[Polly] Reduction dependences [V3]

Wed Jun 18 06:10:09 PDT 2014

On 17/06/2014 23:17, Johannes Doerfert wrote:
> Small changes to the version before:
>
>    + I found an easier way of computing the privatization dependences.
>
>   + More accurate comment
>
>
>
> Since we have the first patch in, tell me what you think about this one J.

Sure, let's keep going.

> diff --git a/include/polly/Dependences.h b/include/polly/Dependences.h
> index 9a704a8..d44a905 100755
> --- a/include/polly/Dependences.h
> +++ b/include/polly/Dependences.h
> @@ -105,6 +105,9 @@ private:
>     isl_union_map *WAR;
>     isl_union_map *WAW;
>
> +  /// @brief The map of reduction dependences
> +  isl_union_map *RED = nullptr;
> +
>     /// @brief Collect information about the SCoP.
>     void collectInfo(Scop &S, isl_union_map **Read, isl_union_map **Write,
>                      isl_union_map **MayWrite, isl_union_map **Schedule);
> diff --git a/lib/Analysis/Dependences.cpp b/lib/Analysis/Dependences.cpp
> index dc64b7e..1624b81 100644
> --- a/lib/Analysis/Dependences.cpp
> +++ b/lib/Analysis/Dependences.cpp
> @@ -25,6 +25,7 @@
>   #include "polly/Options.h"
>   #include "polly/ScopInfo.h"
>   #include "polly/Support/GICHelper.h"
> +#include "polly/CodeGen/CodeGeneration.h"
>   #include "llvm/Support/Debug.h"
>
>   #include <isl/aff.h>
> @@ -65,6 +66,84 @@ static cl::opt<enum AnalysisType> OptAnalysisType(
>       cl::cat(PollyCategory));
>
>   //===----------------------------------------------------------------------===//
> +
> +/// @brief Helper struct during the compuation of privatization dependences
                                        computation
> +struct PrivPayload {

I would suggest to avoid appreviations, except for very commonly used
code with an obvious appreviation.

> +  /// @brief All privatization dependences computed so far
Missing point at end of sentence

> +  isl_union_map *Priv;
> +  /// @brief All accesses which are part of actual reduction dependences
Missing point at end of sentence.

What about 'Accesses'?

> +};
> +
> +/// @brief Compute the privatization dependences for a given dependency @p Map
> +///
> +/// Privatization dependences are widened original dependences which originate
> +/// or end in a reduction access.

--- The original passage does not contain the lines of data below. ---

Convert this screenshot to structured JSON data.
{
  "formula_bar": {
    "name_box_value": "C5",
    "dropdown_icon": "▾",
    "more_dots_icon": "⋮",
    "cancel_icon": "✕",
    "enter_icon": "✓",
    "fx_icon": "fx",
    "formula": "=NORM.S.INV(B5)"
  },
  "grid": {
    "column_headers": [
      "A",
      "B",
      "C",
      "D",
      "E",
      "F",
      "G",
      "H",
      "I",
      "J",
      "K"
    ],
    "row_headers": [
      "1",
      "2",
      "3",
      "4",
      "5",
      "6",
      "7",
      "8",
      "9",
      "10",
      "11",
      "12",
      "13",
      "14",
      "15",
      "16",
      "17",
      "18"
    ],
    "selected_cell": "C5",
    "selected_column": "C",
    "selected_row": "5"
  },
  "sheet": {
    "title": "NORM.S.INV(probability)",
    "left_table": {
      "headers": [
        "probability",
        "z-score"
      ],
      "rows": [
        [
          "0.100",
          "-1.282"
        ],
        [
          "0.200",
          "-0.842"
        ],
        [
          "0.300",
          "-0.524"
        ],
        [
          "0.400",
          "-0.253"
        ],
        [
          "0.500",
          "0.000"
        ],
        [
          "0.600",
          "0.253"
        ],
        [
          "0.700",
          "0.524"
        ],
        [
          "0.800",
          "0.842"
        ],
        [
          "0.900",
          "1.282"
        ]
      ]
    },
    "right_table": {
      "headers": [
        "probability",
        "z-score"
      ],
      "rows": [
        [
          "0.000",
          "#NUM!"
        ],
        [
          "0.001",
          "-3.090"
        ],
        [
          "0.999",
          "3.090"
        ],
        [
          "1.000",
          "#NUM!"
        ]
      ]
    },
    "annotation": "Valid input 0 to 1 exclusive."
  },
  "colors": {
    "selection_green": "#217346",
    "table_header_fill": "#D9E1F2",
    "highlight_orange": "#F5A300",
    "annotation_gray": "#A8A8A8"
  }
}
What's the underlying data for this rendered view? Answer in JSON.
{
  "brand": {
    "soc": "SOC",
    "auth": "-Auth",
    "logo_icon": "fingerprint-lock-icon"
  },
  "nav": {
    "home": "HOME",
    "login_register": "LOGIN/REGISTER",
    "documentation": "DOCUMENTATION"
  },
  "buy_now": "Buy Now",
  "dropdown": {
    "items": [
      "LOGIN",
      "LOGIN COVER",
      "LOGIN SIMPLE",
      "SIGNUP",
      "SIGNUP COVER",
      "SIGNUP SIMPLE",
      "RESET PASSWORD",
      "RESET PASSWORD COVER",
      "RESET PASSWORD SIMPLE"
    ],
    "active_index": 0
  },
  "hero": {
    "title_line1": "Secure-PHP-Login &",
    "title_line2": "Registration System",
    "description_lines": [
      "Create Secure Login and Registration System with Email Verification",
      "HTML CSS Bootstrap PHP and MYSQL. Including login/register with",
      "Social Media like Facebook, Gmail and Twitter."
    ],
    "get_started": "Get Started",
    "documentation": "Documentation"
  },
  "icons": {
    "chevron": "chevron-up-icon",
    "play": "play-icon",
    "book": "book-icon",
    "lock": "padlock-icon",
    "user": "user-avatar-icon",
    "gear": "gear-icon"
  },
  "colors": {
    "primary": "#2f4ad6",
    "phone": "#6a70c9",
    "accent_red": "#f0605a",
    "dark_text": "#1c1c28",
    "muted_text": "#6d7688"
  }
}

To compute them we first look for those
> +/// original dependences. If found we widen them such that they do __not__ only
> +/// depend on a subset of the reduction memory accesses but on all of them.
> +/// For the input:
> +///
> +///  S0:   *sum = 0;
> +///        for (int i = 0; i < 1024; i++)
> +///  S1:     *sum += i;
> +///  S2:   *sum = *sum * 3;
> +///
> +/// we have the following dependences before we add privatization dependences:
> +///
> +///   RAW:
> +///     { S0[] -> S1[0]; S1[1023] -> S2[] }
> +///   WAR:
> +///     {  }
> +///   WAW:
> +///     { S0[] -> S1[0]; S1[1024] -> S2[] }
> +///   RED:
> +///     { S1[i0] -> S1[1 + i0] : i0 >= 0 and i0 <= 1022 }
> +///
> +/// and afterwards:
> +///
> +///   RAW:
> +///     { S0[] -> S1[i0] : i0 >= 0 and i0 <= 1023;
> +///       S1[i0] -> S2[] : i0 >= 0 and i0 <= 1023}
> +///   WAR:
> +///     {  }
> +///   WAW:
> +///     { S0[] -> S1[i0] : i0 >= 0 and i0 <= 1023;
> +///       S1[i0] -> S2[] : i0 >= 0 and i0 <= 1023}
> +///   RED:
> +///     { S1[i0] -> S1[1 + i0] : i0 >= 0 and i0 <= 1022 }

Very nice and clear comment!

This is for me currently the most important part to understand and to
get right.

I suggest to move this code here:

> +      isl_union_set *RedAccs = isl_union_map_domain(isl_union_map_copy(RED));
> +      RedAccs = isl_union_set_union(
> +          RedAccs, isl_union_map_range(isl_union_map_copy(RED)));
> +      RedAccs = isl_union_set_coalesce(RedAccs);
> +      isl_union_map **Maps[] = {&RAW, &WAW, &WAR};
> +      for (isl_union_map **MapPtr : Maps) {
> +        PrivPayload Pl = {isl_union_map_empty(isl_union_map_get_space(RAW)),
> +                          RedAccs};
> +        isl_union_map_foreach_map(*MapPtr, createPrivatizationDeps, &Pl);
> +        *MapPtr = isl_union_map_coalesce(isl_union_map_union(*MapPtr, Pl.Priv));
> +      }
> +      isl_union_set_free(RedAccs);

into its own function right below your comment.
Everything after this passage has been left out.